Beth has to face unanticipated tragedies in order to quit sleepwalking, and start reevaluating her life. Back in her childhood home, she dips into diaries that reveal a kid marinating in the shame of her parents’ divorce, the family’s money problems, and her own developing body. Schumer tells these stories through extensive flashbacks, drawing parallels between young Beth’s (Violet Young) humiliations and grownup Beth’s suppressed emotions. She is working in a vineyard when she meets John, a disarmingly straight farmer (a patchily bearded Michael Cera).

Life & Beth isn’t a catastrophe. There are scenes that would’ve made clever InsideOne sketch: An MRI tech acts as a DJ for his captive audience. Benanti, Rapaport create convincingly chaotic parents. Cera is a different type of lead in rom-coms.

However, this was not the case with some of the most popular shows. Inside’s mantle, such as FleabagAnd HacksThis is because it lacks a sense of purpose. That’s not to say it sets its stakes too low. The best TV series are those that focus on slice-of life programs about women who navigate middle age. Things that are betterYou can find more information here Progress in WorkYou can find more information here Someone Somewhere (starring Schumer’s friend Bridget Everett). What’s missing, here, is a unifying sensibility. These inconsistencies can be glaring. Life & Beth’s tone lurches from realistic to absurd and back; relatively normal characters suddenly devolve into off-the-wall caricatures. Flashbacks framed as life-altering ordeals often read as normal teen baggage—a particular problem at a time when TV is saturated with parallel timelines and trauma plots. The pieces just don’t add up to a satisfying whole.
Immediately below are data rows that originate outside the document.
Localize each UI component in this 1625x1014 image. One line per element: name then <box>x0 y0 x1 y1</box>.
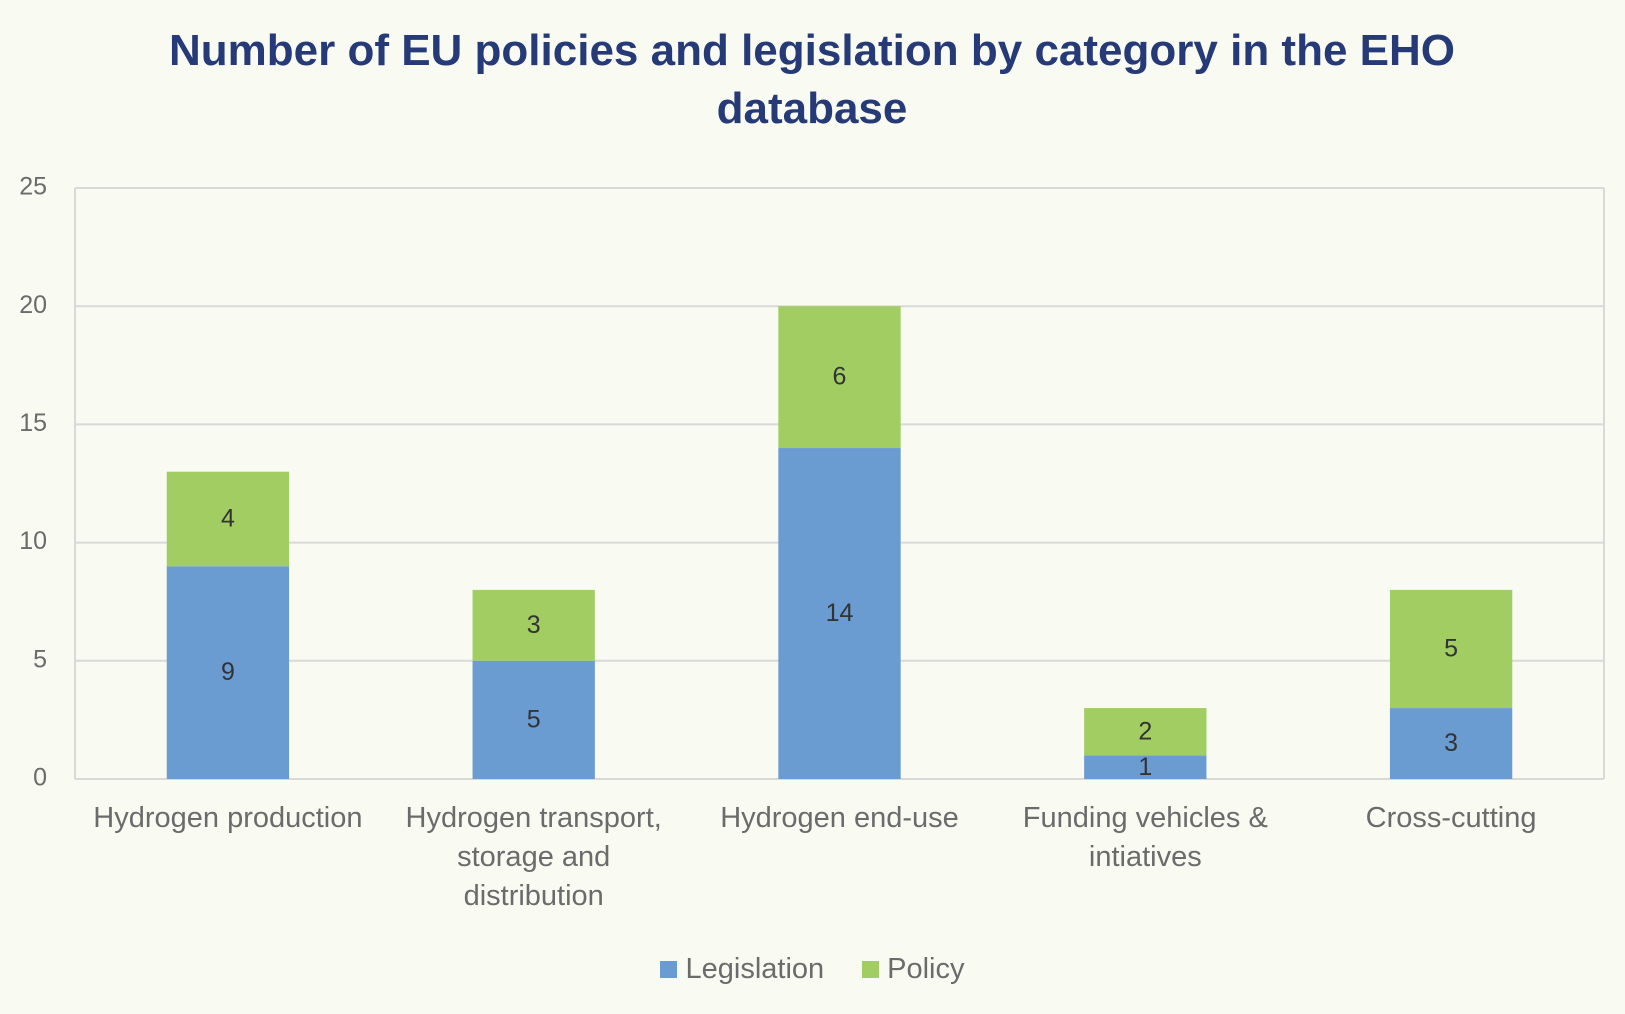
y-tick-label: 5 <box>33 645 47 673</box>
y-tick-label: 15 <box>19 409 47 437</box>
bar-segment <box>166 471 290 567</box>
data-label: 5 <box>527 706 541 734</box>
bar-segment <box>166 566 290 779</box>
data-label: 2 <box>1138 717 1152 745</box>
bar-segment <box>1084 708 1207 756</box>
legend-label: Legislation <box>685 953 825 985</box>
x-tick-label: Hydrogen transport, storage and distribu… <box>405 802 662 912</box>
y-tick-label: 20 <box>19 291 47 319</box>
y-tick-label: 10 <box>19 527 47 555</box>
data-label: 1 <box>1138 753 1152 781</box>
legend-swatch <box>862 961 880 978</box>
data-label: 14 <box>826 599 854 627</box>
y-tick-label: 25 <box>19 173 47 201</box>
bar-segment <box>1389 708 1513 779</box>
legend-label: Policy <box>887 953 965 985</box>
bar-segment <box>1084 755 1207 779</box>
bar-segment <box>472 660 595 779</box>
bar-segment <box>778 306 901 449</box>
data-label: 3 <box>527 611 541 639</box>
data-label: 6 <box>833 363 847 391</box>
x-tick-label: Hydrogen production <box>93 802 363 834</box>
bar-segment <box>1389 589 1513 709</box>
chart-title: Number of EU policies and legislation by… <box>168 26 1455 133</box>
legend-item: Legislation <box>660 953 824 986</box>
x-tick-label: Cross-cutting <box>1365 802 1537 834</box>
legend-item: Policy <box>862 953 965 986</box>
y-tick-label: 0 <box>33 764 47 792</box>
bar-segment <box>472 589 595 661</box>
data-label: 3 <box>1444 729 1458 757</box>
bar-segment <box>778 448 901 779</box>
data-label: 9 <box>221 658 235 686</box>
x-tick-label: Funding vehicles & intiatives <box>1022 802 1268 873</box>
data-label: 4 <box>221 505 235 533</box>
data-label: 5 <box>1444 635 1458 663</box>
legend: Legislation Policy <box>0 953 1625 986</box>
legend-swatch <box>660 961 678 978</box>
x-tick-label: Hydrogen end-use <box>720 802 959 834</box>
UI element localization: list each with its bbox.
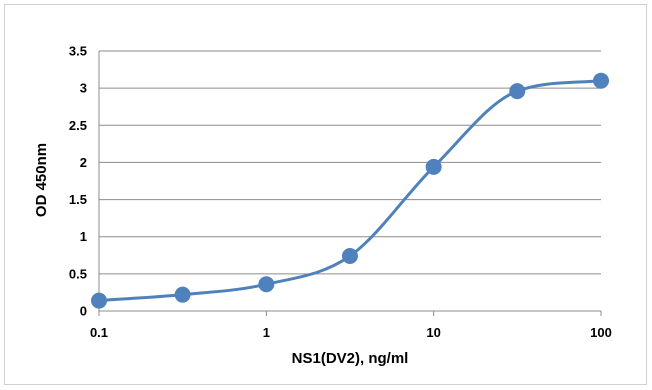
chart-frame: [4, 4, 647, 385]
data-point-6: [593, 72, 609, 89]
y-axis-label: OD 450nm: [33, 143, 50, 217]
series-points: [91, 72, 609, 309]
x-tick-labels: 0.1 1 10 100: [90, 325, 612, 340]
y-tick-label-2: 1: [80, 229, 87, 244]
data-point-0: [91, 292, 107, 309]
x-axis-label: NS1(DV2), ng/ml: [292, 350, 409, 367]
y-tick-label-0: 0: [80, 304, 87, 319]
x-tick-label-3: 100: [590, 325, 612, 340]
y-tick-label-5: 2.5: [69, 118, 87, 133]
x-tick-label-0: 0.1: [90, 325, 108, 340]
y-tick-label-3: 1.5: [69, 192, 87, 207]
y-tick-label-4: 2: [80, 155, 87, 170]
data-point-1: [174, 286, 191, 303]
x-tick-label-1: 1: [263, 325, 270, 340]
data-point-3: [341, 248, 358, 265]
y-tick-label-6: 3: [80, 81, 87, 96]
y-tick-label-7: 3.5: [69, 44, 87, 59]
x-tick-label-2: 10: [426, 325, 440, 340]
data-point-4: [425, 158, 442, 175]
y-tick-labels: 0 0.5 1 1.5 2 2.5 3 3.5: [69, 44, 87, 319]
gridlines: [99, 50, 601, 275]
y-tick-label-1: 0.5: [69, 266, 87, 281]
axes: [98, 51, 602, 316]
data-point-2: [258, 276, 275, 293]
series-line: [98, 79, 602, 303]
data-point-5: [509, 83, 526, 100]
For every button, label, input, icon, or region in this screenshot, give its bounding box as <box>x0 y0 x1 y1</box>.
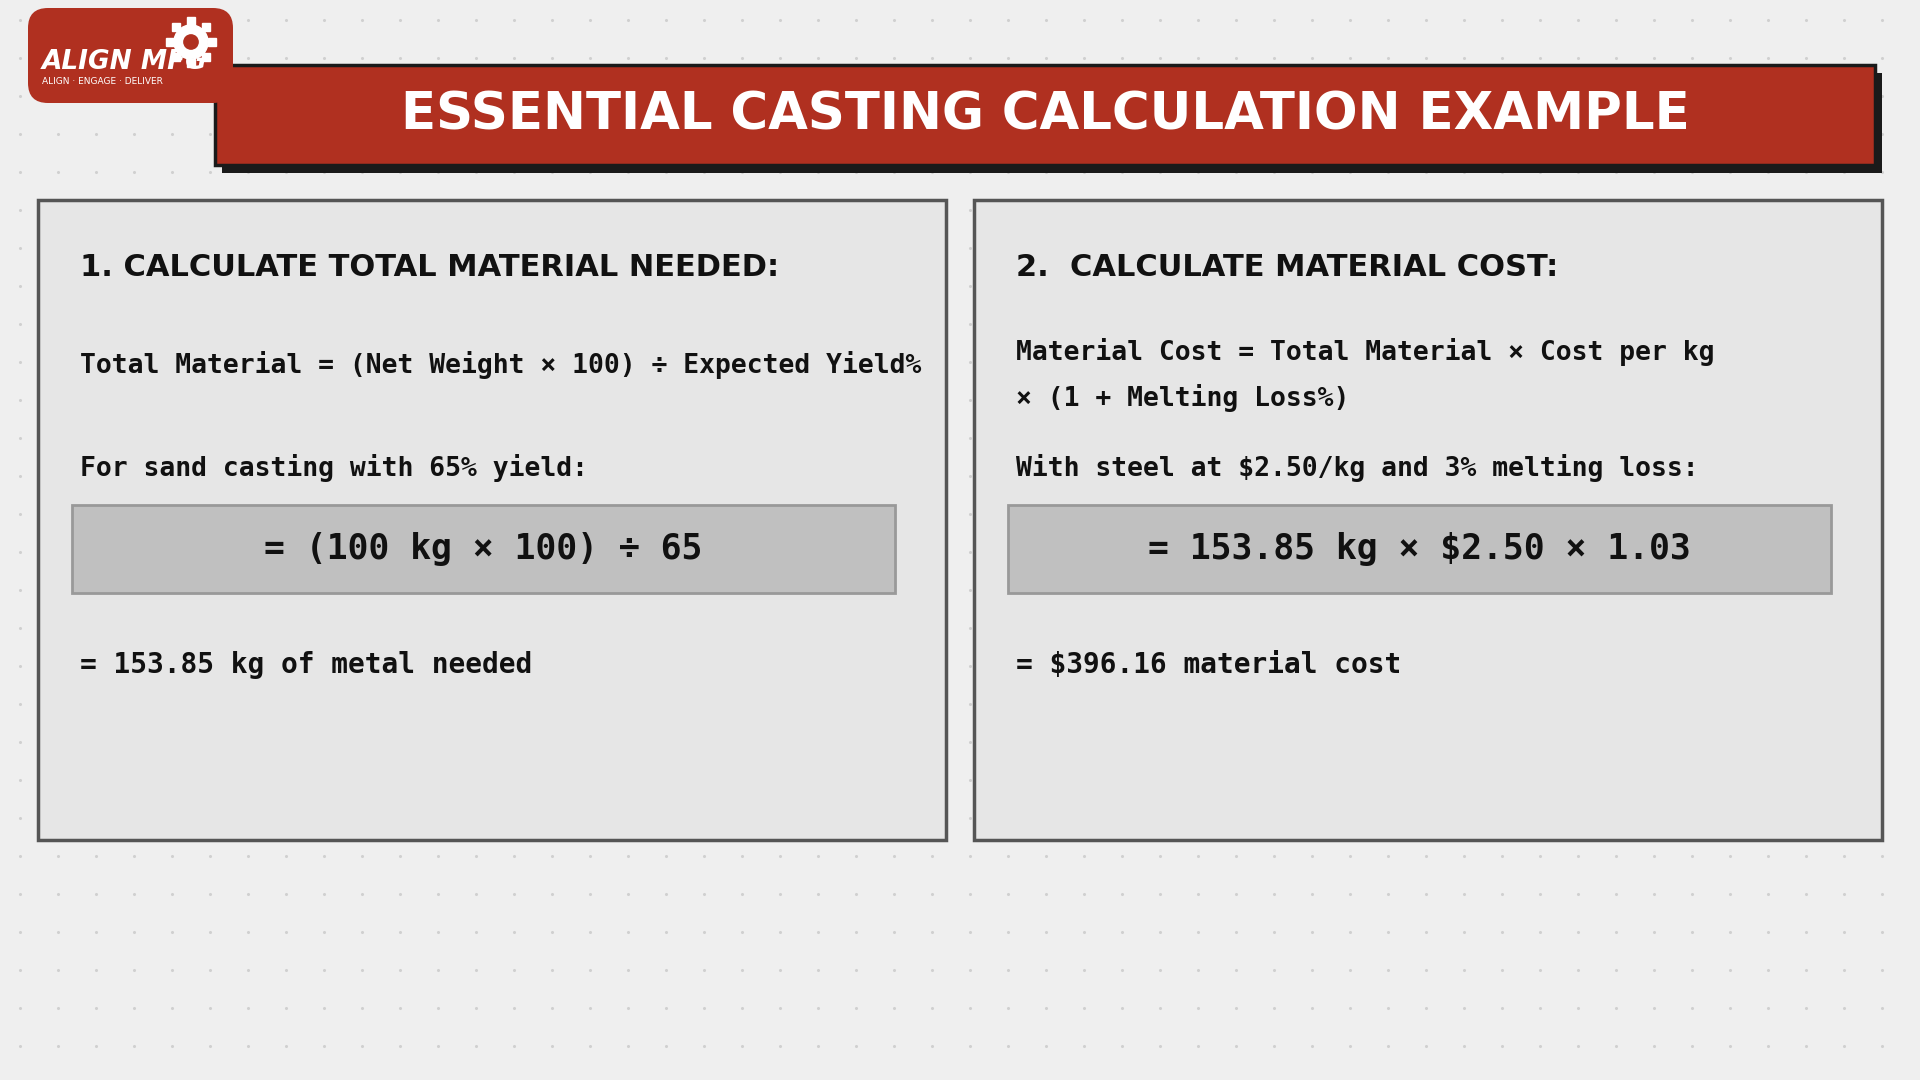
Bar <box>202 53 209 60</box>
Bar <box>173 53 180 60</box>
Text: = 153.85 kg × $2.50 × 1.03: = 153.85 kg × $2.50 × 1.03 <box>1148 532 1692 566</box>
Text: ALIGN · ENGAGE · DELIVER: ALIGN · ENGAGE · DELIVER <box>42 78 163 86</box>
Bar <box>202 23 209 31</box>
Text: 2.  CALCULATE MATERIAL COST:: 2. CALCULATE MATERIAL COST: <box>1016 254 1559 283</box>
Text: × (1 + Melting Loss%): × (1 + Melting Loss%) <box>1016 384 1350 411</box>
Bar <box>186 59 196 67</box>
Text: With steel at $2.50/kg and 3% melting loss:: With steel at $2.50/kg and 3% melting lo… <box>1016 454 1699 482</box>
FancyBboxPatch shape <box>29 8 232 103</box>
FancyBboxPatch shape <box>38 200 947 840</box>
FancyBboxPatch shape <box>215 65 1876 165</box>
Text: For sand casting with 65% yield:: For sand casting with 65% yield: <box>81 454 588 482</box>
Bar <box>165 38 175 46</box>
Text: = (100 kg × 100) ÷ 65: = (100 kg × 100) ÷ 65 <box>265 532 703 566</box>
Text: = $396.16 material cost: = $396.16 material cost <box>1016 651 1402 679</box>
Text: Material Cost = Total Material × Cost per kg: Material Cost = Total Material × Cost pe… <box>1016 338 1715 366</box>
FancyBboxPatch shape <box>223 73 1882 173</box>
Text: ALIGN MFG: ALIGN MFG <box>42 49 207 75</box>
Text: ESSENTIAL CASTING CALCULATION EXAMPLE: ESSENTIAL CASTING CALCULATION EXAMPLE <box>401 90 1690 140</box>
Circle shape <box>175 25 207 59</box>
FancyBboxPatch shape <box>1008 505 1832 593</box>
Circle shape <box>184 35 198 50</box>
FancyBboxPatch shape <box>73 505 895 593</box>
Text: Total Material = (Net Weight × 100) ÷ Expected Yield%: Total Material = (Net Weight × 100) ÷ Ex… <box>81 351 922 379</box>
Bar <box>186 17 196 25</box>
FancyBboxPatch shape <box>973 200 1882 840</box>
Bar <box>207 38 215 46</box>
Bar <box>173 23 180 31</box>
Text: = 153.85 kg of metal needed: = 153.85 kg of metal needed <box>81 651 532 679</box>
Text: 1. CALCULATE TOTAL MATERIAL NEEDED:: 1. CALCULATE TOTAL MATERIAL NEEDED: <box>81 254 780 283</box>
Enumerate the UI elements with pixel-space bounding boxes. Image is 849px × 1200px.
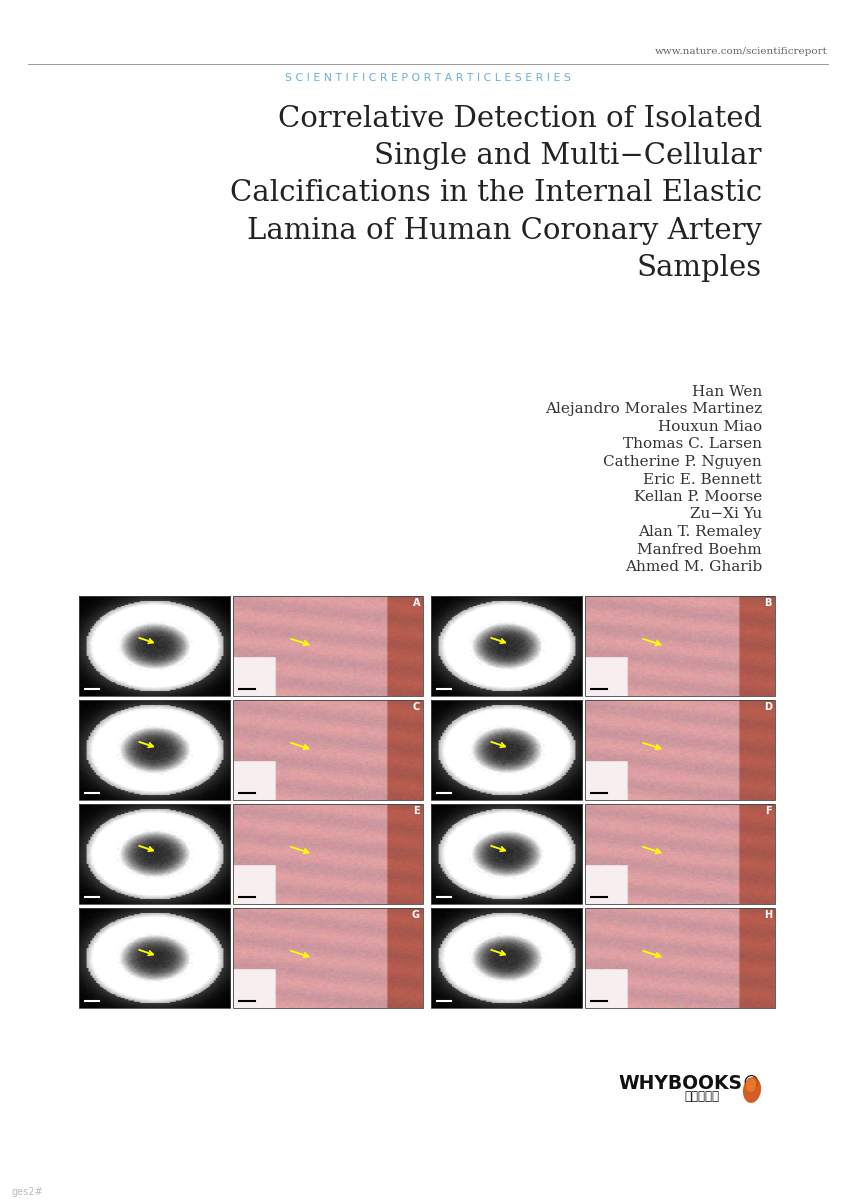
Text: Zu−Xi Yu: Zu−Xi Yu	[689, 508, 762, 522]
Text: Ahmed M. Gharib: Ahmed M. Gharib	[625, 560, 762, 574]
Bar	[79, 908, 230, 1008]
Text: Manfred Boehm: Manfred Boehm	[638, 542, 762, 557]
Bar	[585, 700, 775, 800]
Bar	[233, 596, 423, 696]
Text: Alan T. Remaley: Alan T. Remaley	[638, 526, 762, 539]
Text: www.nature.com/scientificreport: www.nature.com/scientificreport	[655, 48, 828, 56]
Text: 주와이북스: 주와이북스	[684, 1091, 719, 1104]
Text: E: E	[413, 806, 420, 816]
Bar	[585, 908, 775, 1008]
Text: C: C	[413, 702, 420, 712]
Text: G: G	[412, 910, 420, 920]
Text: Houxun Miao: Houxun Miao	[658, 420, 762, 434]
Text: D: D	[764, 702, 772, 712]
Bar	[431, 908, 582, 1008]
Text: Han Wen: Han Wen	[692, 385, 762, 398]
Ellipse shape	[743, 1078, 761, 1103]
Bar	[431, 596, 582, 696]
Bar	[79, 804, 230, 904]
Bar	[79, 700, 230, 800]
Text: Correlative Detection of Isolated
Single and Multi−Cellular
Calcifications in th: Correlative Detection of Isolated Single…	[230, 104, 762, 282]
Text: WHYBOOKS®: WHYBOOKS®	[619, 1074, 762, 1092]
Text: ges2#: ges2#	[12, 1187, 43, 1198]
Bar	[431, 700, 582, 800]
Text: Catherine P. Nguyen: Catherine P. Nguyen	[604, 455, 762, 469]
Ellipse shape	[746, 1078, 756, 1092]
Bar	[233, 908, 423, 1008]
Text: Kellan P. Moorse: Kellan P. Moorse	[633, 490, 762, 504]
Text: Thomas C. Larsen: Thomas C. Larsen	[623, 438, 762, 451]
Text: F: F	[766, 806, 772, 816]
Text: Alejandro Morales Martinez: Alejandro Morales Martinez	[545, 402, 762, 416]
Bar	[79, 596, 230, 696]
Text: S C I E N T I F I C R E P O R T A R T I C L E S E R I E S: S C I E N T I F I C R E P O R T A R T I …	[285, 73, 571, 83]
Bar	[431, 804, 582, 904]
Text: Eric E. Bennett: Eric E. Bennett	[644, 473, 762, 486]
Text: B: B	[765, 598, 772, 608]
Bar	[585, 804, 775, 904]
Bar	[233, 700, 423, 800]
Text: A: A	[413, 598, 420, 608]
Bar	[585, 596, 775, 696]
Bar	[233, 804, 423, 904]
Text: H: H	[764, 910, 772, 920]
Too often in the age of content churn, series go into production with undercooked premises and scripts crying out for another—if not a first—round of revisions. Maybe that’s because pay-TV execs think a famous face like Schumer’s (or Steve Carell’s in Space Force, or Nicole Kidman’s in The UndoingIt will attract subscribers. A lot of the time, they’re right. It’s a shame, though, that as shows with star power behind them proliferate, shows that play like complete statements get harder to find.